Hiding really wasn't the word for it. Everyone knew he was there. A fellow with a bald head and a scraggy beard, clutching a piece of burlap that held a sheaf of soiled paper. Well, they thought, since the war some very odd people had shown up in the village, the madman was just one more, and he didn't bother anybody. He spent his day
s in the tiny loft inside the onion dome atop the church, coming out at night to relieve himself. The priest would leave him a little something to eat, and they all waited to see what he would do. A few of them had hidden up there themselves, when some dangerous person from the government came looking for them—it was the official village hiding place, and the madman, for the moment, was welcome to it.
Then, on the morning of April 12, the magnificent gift was made to appear—as though by sorcery. A fisherman discovered it on the beach, crossed himself, prayed to God, then ran like the devil to spread the news. He brought with him the note he found, and read it aloud as people gathered to see what was going on:
To the Good People of Sfintu Gheorghe, Greetings and God's Blessing. For those who sheltered a man when he was cold, who fed him when he hungered, and who consoled him in the darkest hour of his life, a gift of appreciation.

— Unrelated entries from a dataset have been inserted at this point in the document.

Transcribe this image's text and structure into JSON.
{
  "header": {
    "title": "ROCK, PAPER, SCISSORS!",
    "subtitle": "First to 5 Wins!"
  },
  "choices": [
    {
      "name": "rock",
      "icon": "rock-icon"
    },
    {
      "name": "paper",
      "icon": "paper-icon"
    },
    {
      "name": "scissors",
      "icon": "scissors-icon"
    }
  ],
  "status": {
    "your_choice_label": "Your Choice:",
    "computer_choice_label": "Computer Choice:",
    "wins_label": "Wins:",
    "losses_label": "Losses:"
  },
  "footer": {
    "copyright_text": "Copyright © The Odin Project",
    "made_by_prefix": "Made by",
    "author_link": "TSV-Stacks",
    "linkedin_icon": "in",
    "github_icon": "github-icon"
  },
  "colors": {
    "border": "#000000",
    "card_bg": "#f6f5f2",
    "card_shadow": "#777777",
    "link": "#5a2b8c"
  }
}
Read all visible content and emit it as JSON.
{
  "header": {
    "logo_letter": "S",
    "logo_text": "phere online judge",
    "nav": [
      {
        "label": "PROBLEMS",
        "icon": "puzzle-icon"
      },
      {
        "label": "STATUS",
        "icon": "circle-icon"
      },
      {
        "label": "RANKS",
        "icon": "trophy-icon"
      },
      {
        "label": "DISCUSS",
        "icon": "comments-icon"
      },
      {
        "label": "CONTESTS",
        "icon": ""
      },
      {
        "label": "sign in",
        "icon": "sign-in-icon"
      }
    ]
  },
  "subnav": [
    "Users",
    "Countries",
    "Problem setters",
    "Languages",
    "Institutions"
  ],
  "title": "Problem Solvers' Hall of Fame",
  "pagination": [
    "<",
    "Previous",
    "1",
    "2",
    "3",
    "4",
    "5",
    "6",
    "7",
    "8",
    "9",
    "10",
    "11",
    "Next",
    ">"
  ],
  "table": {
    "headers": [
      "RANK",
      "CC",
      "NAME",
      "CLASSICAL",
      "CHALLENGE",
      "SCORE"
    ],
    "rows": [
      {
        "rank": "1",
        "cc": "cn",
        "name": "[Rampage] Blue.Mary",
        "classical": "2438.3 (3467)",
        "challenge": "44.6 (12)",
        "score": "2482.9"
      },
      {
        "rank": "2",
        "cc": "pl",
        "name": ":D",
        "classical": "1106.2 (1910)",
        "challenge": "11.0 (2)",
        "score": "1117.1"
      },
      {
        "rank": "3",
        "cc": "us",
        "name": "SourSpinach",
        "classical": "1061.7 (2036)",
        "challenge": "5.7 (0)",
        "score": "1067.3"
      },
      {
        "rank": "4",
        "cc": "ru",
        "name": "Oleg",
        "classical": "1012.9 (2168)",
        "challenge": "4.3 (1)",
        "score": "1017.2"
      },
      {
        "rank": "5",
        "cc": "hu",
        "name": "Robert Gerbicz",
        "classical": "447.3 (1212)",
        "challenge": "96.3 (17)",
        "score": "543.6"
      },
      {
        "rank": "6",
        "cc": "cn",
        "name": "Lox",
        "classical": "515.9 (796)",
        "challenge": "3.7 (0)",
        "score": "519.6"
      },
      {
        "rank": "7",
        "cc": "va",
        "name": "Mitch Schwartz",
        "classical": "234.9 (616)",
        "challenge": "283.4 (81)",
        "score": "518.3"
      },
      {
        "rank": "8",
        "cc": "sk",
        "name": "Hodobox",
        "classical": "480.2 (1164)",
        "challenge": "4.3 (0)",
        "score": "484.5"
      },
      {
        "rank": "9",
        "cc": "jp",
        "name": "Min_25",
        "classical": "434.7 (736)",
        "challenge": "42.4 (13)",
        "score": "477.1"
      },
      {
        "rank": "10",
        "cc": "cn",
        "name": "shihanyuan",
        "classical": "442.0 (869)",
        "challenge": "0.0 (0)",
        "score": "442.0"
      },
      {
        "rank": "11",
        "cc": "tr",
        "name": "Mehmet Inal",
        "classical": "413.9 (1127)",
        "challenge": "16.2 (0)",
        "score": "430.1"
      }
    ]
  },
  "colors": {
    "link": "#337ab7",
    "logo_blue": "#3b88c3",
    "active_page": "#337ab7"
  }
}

He signed himself The Fortunate One.
Who was that?
Many candidates were suggested—the villagers combed their memories for lost travelers or storm-beached sailors that they'd helped—but no one of them was considered a certainty. His gesture, on the other hand, could easily enough be explained. The wicker hampers came from Istanbul, almost due south of them on the Black Sea, and they were clearly marked with an address in Turkish—a certain shop on a certain street, obviously the grandest of places. This man, whoever he might be, had been helped by the village—nursed back to health, some said—then traveled on to Istanbul, where he had made his fortune. Now, later in life, he had determined to make peace with his memories and acted lavishly to repay an old kindness. He must be, they decided, a very fortunate one indeed, for there were twenty hampers. Half the village gathered around them as their contents were revealed. Fresh hams. Purple grapes. Tomatoes. Squash. Even eggplant, the most treasured vegetable of all Romanians. Pears. Peaches. And Spanish champagne—at least thirty cases of it. How, someone asked, could you even have an eggplant in April? Where did these things come from? Not from any farmer they'd ever heard of. Grown in a glass house, others said, shaking their fingers up and down as though they'd been burned—the universal sign language meaning very expensive. It was all perishable, would have to be eaten that very night, so preparations for a great feast were immediately undertaken.